Dans une sortie remarquée, le juriste Boubacar Kegneko Bah a tenu à éclairer l’opinion publique sur une disposition essentielle du Code de procédure pénale (CPP) relative aux droits de la défense en matière criminelle.
S’appuyant sur l’article 385, alinéa 2 du Code de Procédure Pénale (CPP), il rappelle qu’« un accusé qui n’a pas les moyens de choisir un conseil (avocat) pour sa défense et, à défaut de lui en commettre un d’office, le président peut, à titre exceptionnel, l’autoriser à prendre pour conseil un de ses parents ou amis ».
Selon le juriste, la règle est claire : toute personne poursuivie pour des faits criminels doit obligatoirement être assistée par un avocat. Cette exigence vise à garantir un procès équitable et le respect des droits fondamentaux de l’accusé.
Cependant, dans la pratique, certains justiciables se retrouvent confrontés à des difficultés financières les empêchant de s’offrir les services d’un avocat.

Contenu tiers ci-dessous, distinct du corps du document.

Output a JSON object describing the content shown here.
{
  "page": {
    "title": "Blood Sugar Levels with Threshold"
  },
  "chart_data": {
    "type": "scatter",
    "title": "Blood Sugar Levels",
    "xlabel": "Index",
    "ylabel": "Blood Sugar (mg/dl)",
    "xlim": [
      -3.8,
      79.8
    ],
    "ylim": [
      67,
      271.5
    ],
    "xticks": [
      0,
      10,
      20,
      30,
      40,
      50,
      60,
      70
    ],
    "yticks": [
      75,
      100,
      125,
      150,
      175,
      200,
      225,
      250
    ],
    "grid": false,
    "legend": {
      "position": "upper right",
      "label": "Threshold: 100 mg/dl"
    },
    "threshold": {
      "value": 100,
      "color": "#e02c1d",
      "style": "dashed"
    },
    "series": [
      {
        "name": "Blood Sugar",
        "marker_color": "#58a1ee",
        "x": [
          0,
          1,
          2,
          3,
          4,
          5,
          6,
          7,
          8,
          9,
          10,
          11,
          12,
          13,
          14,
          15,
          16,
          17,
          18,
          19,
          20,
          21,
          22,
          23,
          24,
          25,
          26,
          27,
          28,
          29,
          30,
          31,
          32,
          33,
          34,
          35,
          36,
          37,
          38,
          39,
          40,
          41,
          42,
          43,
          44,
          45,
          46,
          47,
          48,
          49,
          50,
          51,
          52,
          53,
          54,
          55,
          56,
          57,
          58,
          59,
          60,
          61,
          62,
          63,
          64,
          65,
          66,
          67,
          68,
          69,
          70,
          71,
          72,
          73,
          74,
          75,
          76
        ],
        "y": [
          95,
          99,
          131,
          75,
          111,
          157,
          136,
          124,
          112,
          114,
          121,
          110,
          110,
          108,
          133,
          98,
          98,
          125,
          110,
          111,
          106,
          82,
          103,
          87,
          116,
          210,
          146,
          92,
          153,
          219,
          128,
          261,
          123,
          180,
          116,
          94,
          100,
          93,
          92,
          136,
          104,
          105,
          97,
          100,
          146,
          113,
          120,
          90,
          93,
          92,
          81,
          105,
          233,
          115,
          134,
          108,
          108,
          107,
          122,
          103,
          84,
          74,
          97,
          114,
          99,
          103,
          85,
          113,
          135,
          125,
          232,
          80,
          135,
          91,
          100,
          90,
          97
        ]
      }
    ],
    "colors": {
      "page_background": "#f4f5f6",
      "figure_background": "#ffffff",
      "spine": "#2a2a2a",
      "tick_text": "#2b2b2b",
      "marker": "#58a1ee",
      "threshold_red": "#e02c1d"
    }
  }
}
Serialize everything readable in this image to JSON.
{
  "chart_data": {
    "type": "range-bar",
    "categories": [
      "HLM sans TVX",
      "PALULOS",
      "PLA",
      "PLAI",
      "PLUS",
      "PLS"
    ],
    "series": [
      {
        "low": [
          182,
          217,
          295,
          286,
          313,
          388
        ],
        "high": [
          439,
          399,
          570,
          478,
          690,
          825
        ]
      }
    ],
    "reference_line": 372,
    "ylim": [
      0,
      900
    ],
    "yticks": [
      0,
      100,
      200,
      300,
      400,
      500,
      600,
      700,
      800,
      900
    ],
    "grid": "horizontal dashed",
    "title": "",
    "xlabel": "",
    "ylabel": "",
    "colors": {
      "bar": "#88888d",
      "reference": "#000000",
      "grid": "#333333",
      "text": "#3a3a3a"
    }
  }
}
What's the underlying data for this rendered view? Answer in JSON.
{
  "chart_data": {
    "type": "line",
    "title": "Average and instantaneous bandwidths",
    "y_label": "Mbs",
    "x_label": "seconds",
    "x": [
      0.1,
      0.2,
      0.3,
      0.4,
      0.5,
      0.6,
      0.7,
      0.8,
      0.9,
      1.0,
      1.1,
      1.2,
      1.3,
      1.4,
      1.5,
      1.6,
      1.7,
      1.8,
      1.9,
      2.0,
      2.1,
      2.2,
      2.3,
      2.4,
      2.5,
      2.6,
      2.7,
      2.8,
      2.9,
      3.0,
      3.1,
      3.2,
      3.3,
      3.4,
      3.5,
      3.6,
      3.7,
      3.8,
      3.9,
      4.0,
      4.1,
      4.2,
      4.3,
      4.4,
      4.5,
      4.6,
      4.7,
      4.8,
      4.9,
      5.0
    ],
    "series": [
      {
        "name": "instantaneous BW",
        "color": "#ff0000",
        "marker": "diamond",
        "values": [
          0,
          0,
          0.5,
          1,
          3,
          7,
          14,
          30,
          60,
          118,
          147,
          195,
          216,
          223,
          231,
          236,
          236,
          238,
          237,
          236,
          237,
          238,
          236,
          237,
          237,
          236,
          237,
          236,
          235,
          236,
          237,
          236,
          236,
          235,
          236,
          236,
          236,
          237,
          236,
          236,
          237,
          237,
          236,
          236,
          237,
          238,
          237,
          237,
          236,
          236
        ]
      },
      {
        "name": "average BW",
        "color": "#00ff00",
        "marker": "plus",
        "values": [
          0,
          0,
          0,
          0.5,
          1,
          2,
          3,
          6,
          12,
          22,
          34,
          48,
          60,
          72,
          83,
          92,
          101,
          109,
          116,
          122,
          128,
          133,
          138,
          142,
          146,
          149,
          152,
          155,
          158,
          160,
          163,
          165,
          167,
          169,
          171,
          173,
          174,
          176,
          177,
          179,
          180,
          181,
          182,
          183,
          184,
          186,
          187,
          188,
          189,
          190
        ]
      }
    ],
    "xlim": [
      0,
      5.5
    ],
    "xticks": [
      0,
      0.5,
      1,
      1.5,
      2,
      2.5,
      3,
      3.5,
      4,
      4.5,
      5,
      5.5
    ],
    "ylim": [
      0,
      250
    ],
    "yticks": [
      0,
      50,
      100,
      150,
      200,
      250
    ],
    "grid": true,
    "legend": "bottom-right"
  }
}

Dans ces cas, la loi prévoit que le tribunal désigne un avocat commis d’office afin d’assurer la défense.
Ce juriste souligne qu’en cas d’impossibilité de désignation d’un avocat commis d’office, le président de la juridiction peut, à titre exceptionnel, autoriser l’accusé à se faire assister par un parent ou un ami.
« En clair, si vous êtes poursuivi pour des faits criminels, il est obligatoire de vous faire assister par un avocat. Mais si vous n’avez pas les moyens d’en prendre un et que le président ne parvient pas à vous en désigner un d’office, il est possible de vous autoriser à choisir un parent ou un ami pour vous assister », explique-t-il.
À travers cette précision juridique, le juriste entend rappeler que le droit à la défense reste un principe fondamental, même dans des contextes de précarité. Cette disposition vise à éviter qu’un accusé ne comparaisse seul face à la justice pour des faits criminels, où les enjeux sont particulièrement lourds.